The presence of elevated GPC3 levels in HCC is also linked to a less favorable prognosis for patients. Those with GPC3-positive HCC often experience shorter overall survival and disease-free survival compared to those with GPC3-negative tumors. This correlation underscores GPC3’s involvement not only in the development but also in the aggressive behavior of HCC.
GPC3’s involvement is not exclusive to HCC, though it is the most well-studied and prominent association. It has been observed to a lesser extent in other malignancies, including melanoma, ovarian clear-cell carcinomas, yolk sac tumors, neuroblastoma, hepatoblastoma, Wilms’ tumor cells, and lung squamous cell carcinoma. In these contexts, GPC3’s presence may similarly contribute to abnormal cell growth and disease progression.
GPC3 as a Medical Tool
The distinct expression pattern of GPC3 in disease, particularly its overexpression in hepatocellular carcinoma, has made it a useful tool in medical diagnostics and therapeutics. GPC3 is utilized as a biomarker, assisting in the diagnosis and monitoring of HCC. Its presence can be detected through immunostaining of tissue biopsies, providing a valuable aid in confirming HCC diagnosis and differentiating it from benign liver lesions.
Beyond tissue analysis, soluble forms of GPC3 (sGPC3) can be found in the bloodstream, allowing for its use as a non-invasive serum biomarker. Elevated sGPC3 levels in blood tests can indicate the presence of HCC, serving as a method for early detection or monitoring disease recurrence after treatment. GPC3 has shown promise as a more reliable tumor marker than alpha-fetoprotein (AFP) in some cases, and its combination with AFP can significantly improve diagnostic sensitivity for HCC.

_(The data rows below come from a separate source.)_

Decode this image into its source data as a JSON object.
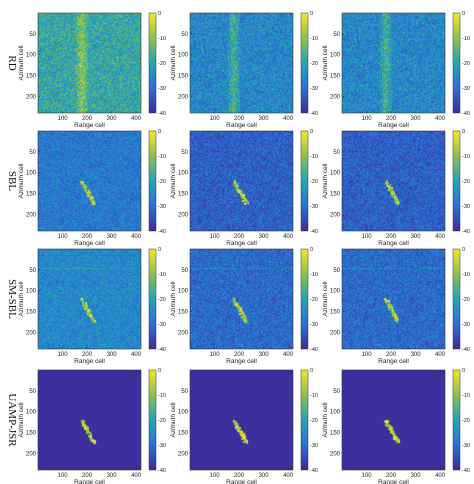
{
  "figure": {
    "row_labels": [
      "RD",
      "SBL",
      "SM-SBL",
      "UAMP-JSR"
    ],
    "x_axis_label": "Range cell",
    "y_axis_label": "Azimuth cell",
    "x_ticks": [
      "100",
      "200",
      "300",
      "400"
    ],
    "y_ticks": [
      "50",
      "100",
      "150",
      "200"
    ],
    "colorbar_ticks": [
      "0",
      "-10",
      "-20",
      "-30",
      "-40"
    ],
    "colors": {
      "low": "#3d2b97",
      "mid": "#1fa7b8",
      "high": "#f7e627"
    }
  },
  "chart_data": [
    {
      "type": "heatmap",
      "row": "RD",
      "column": 1,
      "xlabel": "Range cell",
      "ylabel": "Azimuth cell",
      "xlim": [
        0,
        420
      ],
      "ylim": [
        1,
        240
      ],
      "clim": [
        -40,
        0
      ],
      "colorbar_ticks": [
        0,
        -10,
        -20,
        -30,
        -40
      ]
    },
    {
      "type": "heatmap",
      "row": "RD",
      "column": 2,
      "xlabel": "Range cell",
      "ylabel": "Azimuth cell",
      "xlim": [
        0,
        420
      ],
      "ylim": [
        1,
        240
      ],
      "clim": [
        -40,
        0
      ],
      "colorbar_ticks": [
        0,
        -10,
        -20,
        -30,
        -40
      ]
    },
    {
      "type": "heatmap",
      "row": "RD",
      "column": 3,
      "xlabel": "Range cell",
      "ylabel": "Azimuth cell",
      "xlim": [
        0,
        420
      ],
      "ylim": [
        1,
        240
      ],
      "clim": [
        -40,
        0
      ],
      "colorbar_ticks": [
        0,
        -10,
        -20,
        -30,
        -40
      ]
    },
    {
      "type": "heatmap",
      "row": "SBL",
      "column": 1,
      "xlabel": "Range cell",
      "ylabel": "Azimuth cell",
      "xlim": [
        0,
        420
      ],
      "ylim": [
        1,
        240
      ],
      "clim": [
        -40,
        0
      ],
      "colorbar_ticks": [
        0,
        -10,
        -20,
        -30,
        -40
      ]
    },
    {
      "type": "heatmap",
      "row": "SBL",
      "column": 2,
      "xlabel": "Range cell",
      "ylabel": "Azimuth cell",
      "xlim": [
        0,
        420
      ],
      "ylim": [
        1,
        240
      ],
      "clim": [
        -40,
        0
      ],
      "colorbar_ticks": [
        0,
        -10,
        -20,
        -30,
        -40
      ]
    },
    {
      "type": "heatmap",
      "row": "SBL",
      "column": 3,
      "xlabel": "Range cell",
      "ylabel": "Azimuth cell",
      "xlim": [
        0,
        420
      ],
      "ylim": [
        1,
        240
      ],
      "clim": [
        -40,
        0
      ],
      "colorbar_ticks": [
        0,
        -10,
        -20,
        -30,
        -40
      ]
    },
    {
      "type": "heatmap",
      "row": "SM-SBL",
      "column": 1,
      "xlabel": "Range cell",
      "ylabel": "Azimuth cell",
      "xlim": [
        0,
        420
      ],
      "ylim": [
        1,
        240
      ],
      "clim": [
        -40,
        0
      ],
      "colorbar_ticks": [
        0,
        -10,
        -20,
        -30,
        -40
      ]
    },
    {
      "type": "heatmap",
      "row": "SM-SBL",
      "column": 2,
      "xlabel": "Range cell",
      "ylabel": "Azimuth cell",
      "xlim": [
        0,
        420
      ],
      "ylim": [
        1,
        240
      ],
      "clim": [
        -40,
        0
      ],
      "colorbar_ticks": [
        0,
        -10,
        -20,
        -30,
        -40
      ]
    },
    {
      "type": "heatmap",
      "row": "SM-SBL",
      "column": 3,
      "xlabel": "Range cell",
      "ylabel": "Azimuth cell",
      "xlim": [
        0,
        420
      ],
      "ylim": [
        1,
        240
      ],
      "clim": [
        -40,
        0
      ],
      "colorbar_ticks": [
        0,
        -10,
        -20,
        -30,
        -40
      ]
    },
    {
      "type": "heatmap",
      "row": "UAMP-JSR",
      "column": 1,
      "xlabel": "Range cell",
      "ylabel": "Azimuth cell",
      "xlim": [
        0,
        420
      ],
      "ylim": [
        1,
        240
      ],
      "clim": [
        -40,
        0
      ],
      "colorbar_ticks": [
        0,
        -10,
        -20,
        -30,
        -40
      ]
    },
    {
      "type": "heatmap",
      "row": "UAMP-JSR",
      "column": 2,
      "xlabel": "Range cell",
      "ylabel": "Azimuth cell",
      "xlim": [
        0,
        420
      ],
      "ylim": [
        1,
        240
      ],
      "clim": [
        -40,
        0
      ],
      "colorbar_ticks": [
        0,
        -10,
        -20,
        -30,
        -40
      ]
    },
    {
      "type": "heatmap",
      "row": "UAMP-JSR",
      "column": 3,
      "xlabel": "Range cell",
      "ylabel": "Azimuth cell",
      "xlim": [
        0,
        420
      ],
      "ylim": [
        1,
        240
      ],
      "clim": [
        -40,
        0
      ],
      "colorbar_ticks": [
        0,
        -10,
        -20,
        -30,
        -40
      ]
    }
  ]
}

The unique expression of GPC3 on cancerous cells, while being largely absent in healthy adult tissues, also positions it as a promising target for cancer therapies. Researchers are developing treatments that specifically aim to target GPC3-expressing cells, minimizing harm to normal cells. This targeted approach seeks to deliver therapeutic agents directly to the tumor.

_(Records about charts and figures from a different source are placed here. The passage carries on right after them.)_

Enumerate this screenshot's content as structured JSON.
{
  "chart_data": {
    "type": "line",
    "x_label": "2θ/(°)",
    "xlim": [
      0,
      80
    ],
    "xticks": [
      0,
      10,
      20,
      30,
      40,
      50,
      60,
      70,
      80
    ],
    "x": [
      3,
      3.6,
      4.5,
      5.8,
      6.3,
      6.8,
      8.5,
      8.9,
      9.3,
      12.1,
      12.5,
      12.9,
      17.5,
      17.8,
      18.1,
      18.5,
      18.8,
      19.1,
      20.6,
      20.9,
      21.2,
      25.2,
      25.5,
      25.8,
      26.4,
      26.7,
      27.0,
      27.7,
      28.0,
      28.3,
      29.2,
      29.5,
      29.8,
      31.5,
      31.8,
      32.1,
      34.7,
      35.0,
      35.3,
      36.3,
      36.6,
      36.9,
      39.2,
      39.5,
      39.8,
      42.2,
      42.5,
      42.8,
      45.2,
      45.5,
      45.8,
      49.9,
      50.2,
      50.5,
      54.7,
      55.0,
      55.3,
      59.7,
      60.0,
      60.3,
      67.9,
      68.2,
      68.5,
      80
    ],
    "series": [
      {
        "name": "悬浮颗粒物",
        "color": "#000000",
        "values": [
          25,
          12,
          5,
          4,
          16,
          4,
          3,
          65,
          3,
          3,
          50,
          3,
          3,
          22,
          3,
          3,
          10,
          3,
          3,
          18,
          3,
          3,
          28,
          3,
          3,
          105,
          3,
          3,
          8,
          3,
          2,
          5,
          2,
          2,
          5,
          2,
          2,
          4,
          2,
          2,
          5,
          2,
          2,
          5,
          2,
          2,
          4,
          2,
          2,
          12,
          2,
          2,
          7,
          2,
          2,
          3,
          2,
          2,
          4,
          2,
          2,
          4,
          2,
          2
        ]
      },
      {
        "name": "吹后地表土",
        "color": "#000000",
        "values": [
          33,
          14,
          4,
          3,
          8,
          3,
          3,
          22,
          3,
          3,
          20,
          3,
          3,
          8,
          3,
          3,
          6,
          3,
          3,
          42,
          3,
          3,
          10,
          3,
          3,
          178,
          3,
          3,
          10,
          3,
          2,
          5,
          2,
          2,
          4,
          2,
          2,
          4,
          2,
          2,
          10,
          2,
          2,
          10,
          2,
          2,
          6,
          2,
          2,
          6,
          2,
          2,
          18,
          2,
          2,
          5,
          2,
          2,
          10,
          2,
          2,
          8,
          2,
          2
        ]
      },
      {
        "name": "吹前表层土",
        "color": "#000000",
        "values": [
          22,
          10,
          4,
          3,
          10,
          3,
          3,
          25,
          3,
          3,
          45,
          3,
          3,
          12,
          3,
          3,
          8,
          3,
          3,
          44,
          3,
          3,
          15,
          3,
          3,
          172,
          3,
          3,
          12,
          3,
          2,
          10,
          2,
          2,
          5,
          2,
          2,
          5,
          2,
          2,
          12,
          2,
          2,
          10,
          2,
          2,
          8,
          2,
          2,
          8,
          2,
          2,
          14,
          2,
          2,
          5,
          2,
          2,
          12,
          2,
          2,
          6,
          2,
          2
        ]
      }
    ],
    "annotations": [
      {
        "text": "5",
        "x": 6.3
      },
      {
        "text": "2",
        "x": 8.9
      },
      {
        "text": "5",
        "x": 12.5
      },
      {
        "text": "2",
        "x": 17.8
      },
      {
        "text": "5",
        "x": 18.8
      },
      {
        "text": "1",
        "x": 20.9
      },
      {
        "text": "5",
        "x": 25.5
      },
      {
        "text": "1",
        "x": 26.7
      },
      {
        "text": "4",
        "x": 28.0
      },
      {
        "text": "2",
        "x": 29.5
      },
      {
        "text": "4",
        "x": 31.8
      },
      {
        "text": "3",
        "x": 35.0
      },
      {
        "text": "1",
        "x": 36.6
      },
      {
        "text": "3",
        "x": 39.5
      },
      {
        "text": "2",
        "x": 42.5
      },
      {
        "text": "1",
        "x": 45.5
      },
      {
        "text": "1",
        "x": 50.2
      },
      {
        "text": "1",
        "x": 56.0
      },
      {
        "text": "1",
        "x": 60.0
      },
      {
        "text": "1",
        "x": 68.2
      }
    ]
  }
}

One therapeutic strategy involves the use of humanized monoclonal antibodies, such as GC33, designed to bind specifically to GPC3 on the surface of HCC cells. These antibodies can inhibit tumor growth by triggering the body’s immune response to destroy the cancer cells through antibody-dependent cellular cytotoxicity. Clinical trials are currently evaluating the effectiveness of such antibody-based treatments.

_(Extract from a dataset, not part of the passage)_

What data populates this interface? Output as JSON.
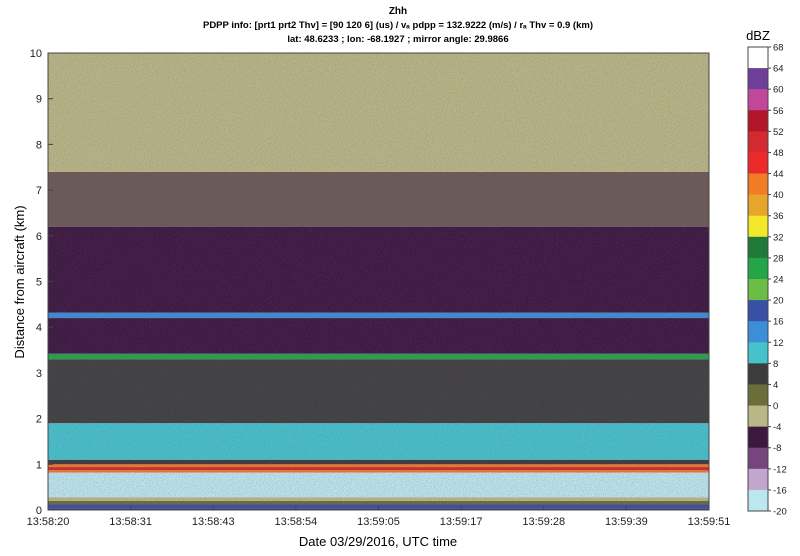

Other approaches include cancer vaccines that induce cytotoxic T lymphocytes (CTLs) against GPC3-derived peptides, and Chimeric Antigen Receptor (CAR) T-cell therapies that engineer a patient’s T-cells to specifically recognize and attack GPC3-expressing tumor cells. These innovative strategies highlight GPC3’s potential as a focal point for developing more precise and effective treatments for HCC and certain pediatric cancers.